The primary source of income for most people in Mandera is their livestock. However, their flocks were decimated by years of extended droughts. While the men of the family would be away for months seeking pastures and water for their animals, mothers would stay home with their children. Food was scarce and many meals were missed.

In the initial phase of our response to the drought, ADRA Canada partnered with the Canadian Foodgrains Bank (CFGB) to provide food vouchers to families. The families were able to redeem the vouchers at local shops to buy the food they needed.

As the drought continued, ADRA knew a more sustainable solution was needed.

During the second phase ADRA began teaching families how to grow their own food. Traditionally pastoralists, many did not believe that agriculture was possible in their semi-arid location. However, with the proper tools, seeds, and training, they were soon planting kitchen gardens and improving the soil’s fertility.

Vegetables from these gardens, supplemented by the food vouchers, ensured that families were able to eat three meals a day.
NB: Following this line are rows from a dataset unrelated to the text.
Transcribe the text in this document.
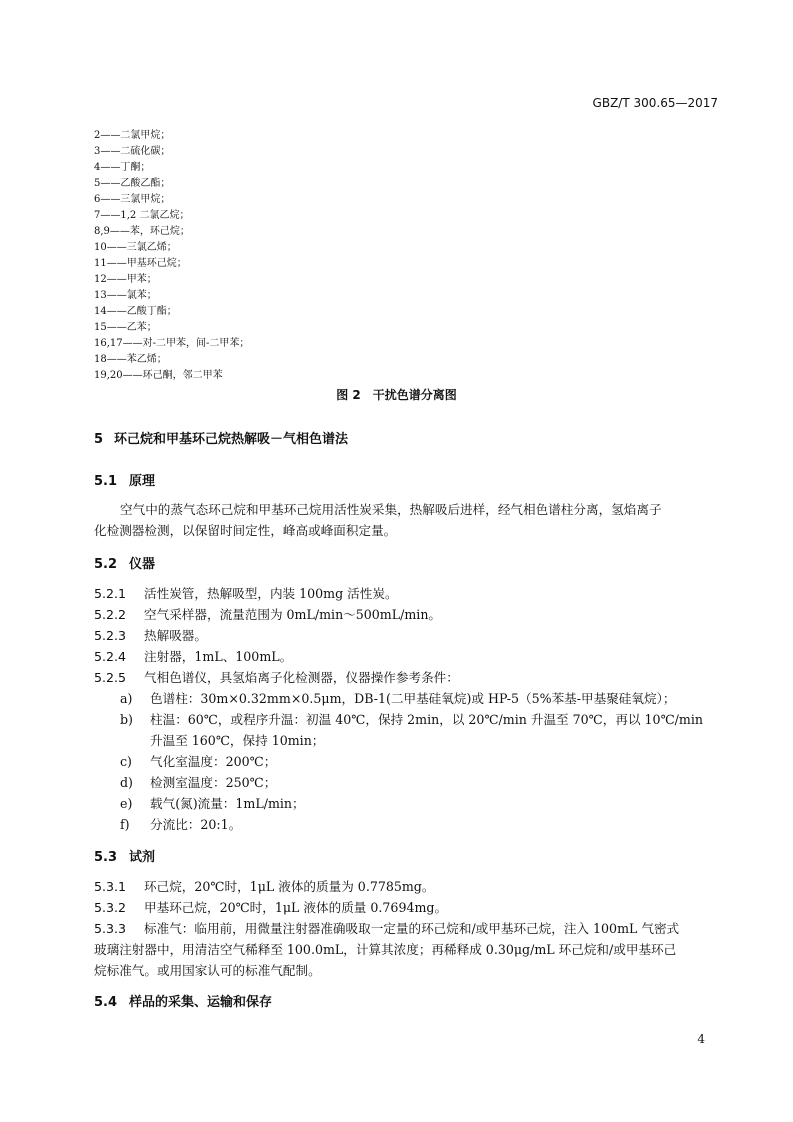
GBZ/T 300.65—2017
2——二氯甲烷；
3——二硫化碳；
4——丁酮；
5——乙酸乙酯；
6——三氯甲烷；
7——1,2 二氯乙烷；
8,9——苯，环己烷；
10——三氯乙烯；
11——甲基环己烷；
12——甲苯；
13——氯苯；
14——乙酸丁酯；
15——乙苯；
16,17——对-二甲苯，间-二甲苯；
18——苯乙烯；
19,20——环己酮，邻二甲苯
图 2　干扰色谱分离图
5 环己烷和甲基环己烷热解吸－气相色谱法
5.1 原理
空气中的蒸气态环己烷和甲基环己烷用活性炭采集，热解吸后进样，经气相色谱柱分离，氢焰离子
化检测器检测，以保留时间定性，峰高或峰面积定量。
5.2 仪器
5.2.1 活性炭管，热解吸型，内装 100mg 活性炭。
5.2.2 空气采样器，流量范围为 0mL/min～500mL/min。
5.2.3 热解吸器。
5.2.4 注射器，1mL、100mL。
5.2.5 气相色谱仪，具氢焰离子化检测器，仪器操作参考条件：
a) 色谱柱：30m×0.32mm×0.5μm，DB-1(二甲基硅氧烷)或 HP-5（5%苯基-甲基聚硅氧烷）；
b) 柱温：60℃，或程序升温：初温 40℃，保持 2min，以 20℃/min 升温至 70℃，再以 10℃/min
升温至 160℃，保持 10min；
c) 气化室温度：200℃；
d) 检测室温度：250℃；
e) 载气(氮)流量：1mL/min；
f) 分流比：20:1。
5.3 试剂
5.3.1 环己烷，20℃时，1μL 液体的质量为 0.7785mg。
5.3.2 甲基环己烷，20℃时，1μL 液体的质量 0.7694mg。
5.3.3 标准气：临用前，用微量注射器准确吸取一定量的环己烷和/或甲基环己烷，注入 100mL 气密式
玻璃注射器中，用清洁空气稀释至 100.0mL，计算其浓度；再稀释成 0.30μg/mL 环己烷和/或甲基环己
烷标准气。或用国家认可的标准气配制。
5.4 样品的采集、运输和保存
4
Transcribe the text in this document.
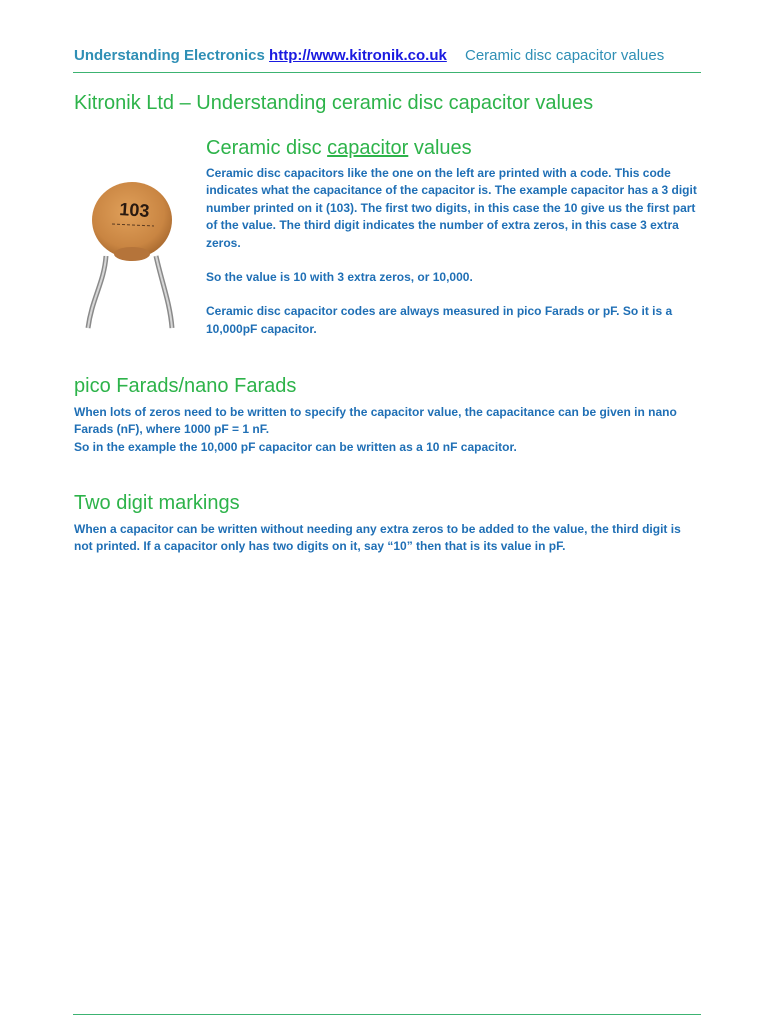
Understanding Electronics http://www.kitronik.co.uk Ceramic disc capacitor values
Kitronik Ltd – Understanding ceramic disc capacitor values
103
Ceramic disc capacitor values

Ceramic disc capacitors like the one on the left are printed with a code. This code indicates what the capacitance of the capacitor is. The example capacitor has a 3 digit number printed on it (103). The first two digits, in this case the 10 give us the first part of the value. The third digit indicates the number of extra zeros, in this case 3 extra zeros.

So the value is 10 with 3 extra zeros, or 10,000.

Ceramic disc capacitor codes are always measured in pico Farads or pF. So it is a 10,000pF capacitor.

pico Farads/nano Farads

When lots of zeros need to be written to specify the capacitor value, the capacitance can be given in nano Farads (nF), where 1000 pF = 1 nF.

So in the example the 10,000 pF capacitor can be written as a 10 nF capacitor.

Two digit markings

When a capacitor can be written without needing any extra zeros to be added to the value, the third digit is not printed. If a capacitor only has two digits on it, say “10” then that is its value in pF.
In many cases, the gardens produced more than the families needed and they were able to take the extra to market, boosting their incomes, and allowing them to eat an even greater variety of healthy foods.

ADRA and CFGB are also working alongside community members to rehabilitate the natural grasslands of Mandera West through a method called Farmer Managed Natural Regeneration (FMNR). Through FMNR, community members are restoring the grasses native to the area and providing their livestock with fodder. Now families no longer need to be separated for months while seeking food for their animals.